If Europe and the United States are the two largest buyers of vaccines in terms of number of doses, the ranking is different when we take into account the number of vaccines compared to the number of inhabitants of each country.

According to a ranking made in early December by the Bloomberg agency, Canada, Great Britain and Australia then came first, ahead of European states which were ranked individually.

The purchases of these countries covered, in fact, several times the needs of their populations.

Germany was 13th and France 14th.

Far behind, the United States were in 32nd place, wedged between Chile (31st) and Japan (33rd).

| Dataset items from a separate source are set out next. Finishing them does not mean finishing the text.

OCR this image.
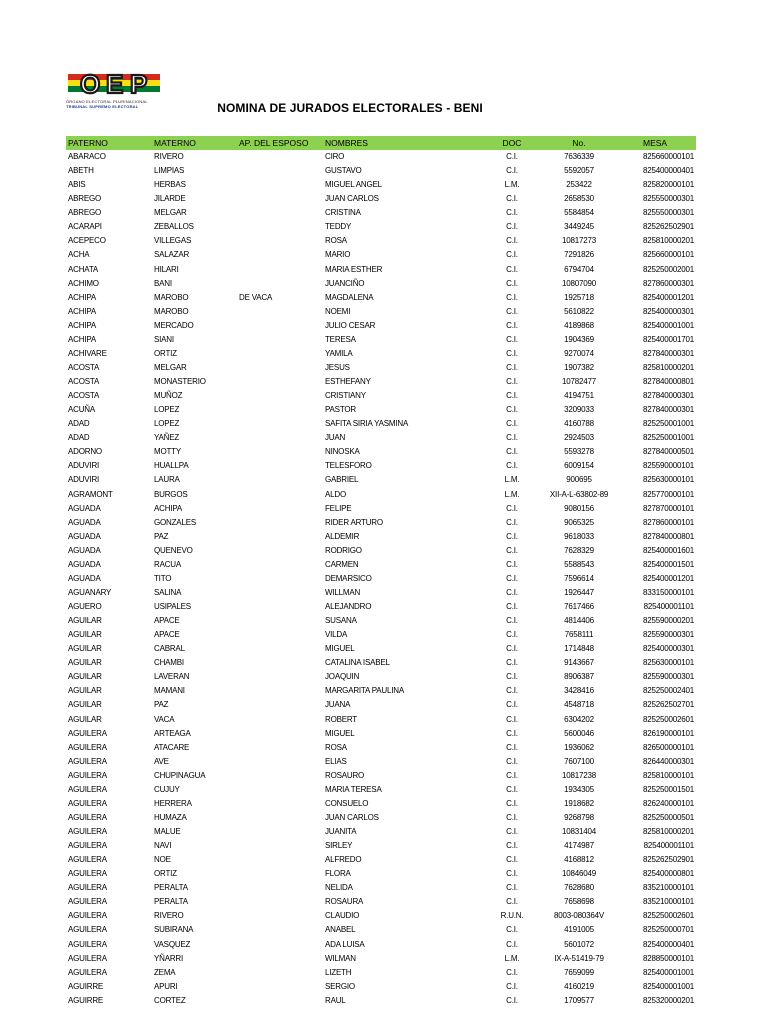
O E P
ÓRGANO ELECTORAL PLURINACIONAL
TRIBUNAL SUPREMO ELECTORAL	NOMINA DE JURADOS ELECTORALES - BENI
PATERNO	MATERNO	AP. DEL ESPOSO	NOMBRES	DOC	No.	MESA
ABARACO	RIVERO		CIRO	C.I.	7636339	825660000101
ABETH	LIMPIAS		GUSTAVO	C.I.	5592057	825400000401
ABIS	HERBAS		MIGUEL ANGEL	L.M.	253422	825820000101
ABREGO	JILARDE		JUAN CARLOS	C.I.	2658530	825550000301
ABREGO	MELGAR		CRISTINA	C.I.	5584854	825550000301
ACARAPI	ZEBALLOS		TEDDY	C.I.	3449245	825262502901
ACEPECO	VILLEGAS		ROSA	C.I.	10817273	825810000201
ACHA	SALAZAR		MARIO	C.I.	7291826	825660000101
ACHATA	HILARI		MARIA ESTHER	C.I.	6794704	825250002001
ACHIMO	BANI		JUANCIÑO	C.I.	10807090	827860000301
ACHIPA	MAROBO	DE VACA	MAGDALENA	C.I.	1925718	825400001201
ACHIPA	MAROBO		NOEMI	C.I.	5610822	825400000301
ACHIPA	MERCADO		JULIO CESAR	C.I.	4189868	825400001001
ACHIPA	SIANI		TERESA	C.I.	1904369	825400001701
ACHIVARE	ORTIZ		YAMILA	C.I.	9270074	827840000301
ACOSTA	MELGAR		JESUS	C.I.	1907382	825810000201
ACOSTA	MONASTERIO		ESTHEFANY	C.I.	10782477	827840000801
ACOSTA	MUÑOZ		CRISTIANY	C.I.	4194751	827840000301
ACUÑA	LOPEZ		PASTOR	C.I.	3209033	827840000301
ADAD	LOPEZ		SAFITA SIRIA YASMINA	C.I.	4160788	825250001001
ADAD	YAÑEZ		JUAN	C.I.	2924503	825250001001
ADORNO	MOTTY		NINOSKA	C.I.	5593278	827840000501
ADUVIRI	HUALLPA		TELESFORO	C.I.	6009154	825590000101
ADUVIRI	LAURA		GABRIEL	L.M.	900695	825630000101
AGRAMONT	BURGOS		ALDO	L.M.	XII-A-L-63802-89	825770000101
AGUADA	ACHIPA		FELIPE	C.I.	9080156	827870000101
AGUADA	GONZALES		RIDER ARTURO	C.I.	9065325	827860000101
AGUADA	PAZ		ALDEMIR	C.I.	9618033	827840000801
AGUADA	QUENEVO		RODRIGO	C.I.	7628329	825400001601
AGUADA	RACUA		CARMEN	C.I.	5588543	825400001501
AGUADA	TITO		DEMARSICO	C.I.	7596614	825400001201
AGUANARY	SALINA		WILLMAN	C.I.	1926447	833150000101
AGUERO	USIPALES		ALEJANDRO	C.I.	7617466	825400001101
AGUILAR	APACE		SUSANA	C.I.	4814406	825590000201
AGUILAR	APACE		VILDA	C.I.	7658111	825590000301
AGUILAR	CABRAL		MIGUEL	C.I.	1714848	825400000301
AGUILAR	CHAMBI		CATALINA ISABEL	C.I.	9143667	825630000101
AGUILAR	LAVERAN		JOAQUIN	C.I.	8906387	825590000301
AGUILAR	MAMANI		MARGARITA PAULINA	C.I.	3428416	825250002401
AGUILAR	PAZ		JUANA	C.I.	4548718	825262502701
AGUILAR	VACA		ROBERT	C.I.	6304202	825250002601
AGUILERA	ARTEAGA		MIGUEL	C.I.	5600046	826190000101
AGUILERA	ATACARE		ROSA	C.I.	1936062	826500000101
AGUILERA	AVE		ELIAS	C.I.	7607100	826440000301
AGUILERA	CHUPINAGUA		ROSAURO	C.I.	10817238	825810000101
AGUILERA	CUJUY		MARIA TERESA	C.I.	1934305	825250001501
AGUILERA	HERRERA		CONSUELO	C.I.	1918682	826240000101
AGUILERA	HUMAZA		JUAN CARLOS	C.I.	9268798	825250000501
AGUILERA	MALUE		JUANITA	C.I.	10831404	825810000201
AGUILERA	NAVI		SIRLEY	C.I.	4174987	825400001101
AGUILERA	NOE		ALFREDO	C.I.	4168812	825262502901
AGUILERA	ORTIZ		FLORA	C.I.	10846049	825400000801
AGUILERA	PERALTA		NELIDA	C.I.	7628680	835210000101
AGUILERA	PERALTA		ROSAURA	C.I.	7658698	835210000101
AGUILERA	RIVERO		CLAUDIO	R.U.N.	8003-080364V	825250002601
AGUILERA	SUBIRANA		ANABEL	C.I.	4191005	825250000701
AGUILERA	VASQUEZ		ADA LUISA	C.I.	5601072	825400000401
AGUILERA	YÑARRI		WILMAN	L.M.	IX-A-51419-79	828850000101
AGUILERA	ZEMA		LIZETH	C.I.	7659099	825400001001
AGUIRRE	APURI		SERGIO	C.I.	4160219	825400001001
AGUIRRE	CORTEZ		RAUL	C.I.	1709577	825320000201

The fact remains that the American administration is the one which has by far invested the most, not only in vaccine orders but also upstream, in R&D and in production.

That is more than 10 billion dollars injected in total by Donald Trump's United States, through Operation Warp Speed.

Of course, the European Commission has negotiated lower prices than the United States with pharmaceutical companies (except for the Moderna vaccine).

But all the same, the financial effort is incomparable between the United States and the Old Continent.

"Europe confined itself to the role of buyer when the United States chose to invest in an industrial strategy in order to guarantee their supplies"

, explains a laboratory boss.

If the boss of the WHO, Tedros Adhanom Ghebreyesus, as well as most NGOs deplore that Europe, the United States and other rich countries have taken over a large part of the world production of vaccines, the Covax organization tries to restore this imbalance for the benefit of the poorest countries.

Covax is no ordinary vaccine “buyer”.

This mechanism was created in spring 2020 by the WHO, the Vaccine Alliance (Gavi) and the European Commission.

It aims to "

accelerate the development and manufacture of vaccines against COVID-19 and ensure fair and equitable access to them, on a global scale

".

Nearly 2 billion doses should thus be distributed by the end of 2021 thanks to contributions from around 100 donor countries as well as agreements signed with several laboratories (AstraZeneca, Johnson & Johnson, Sanofi, Pfizer-BioNTech, etc. .).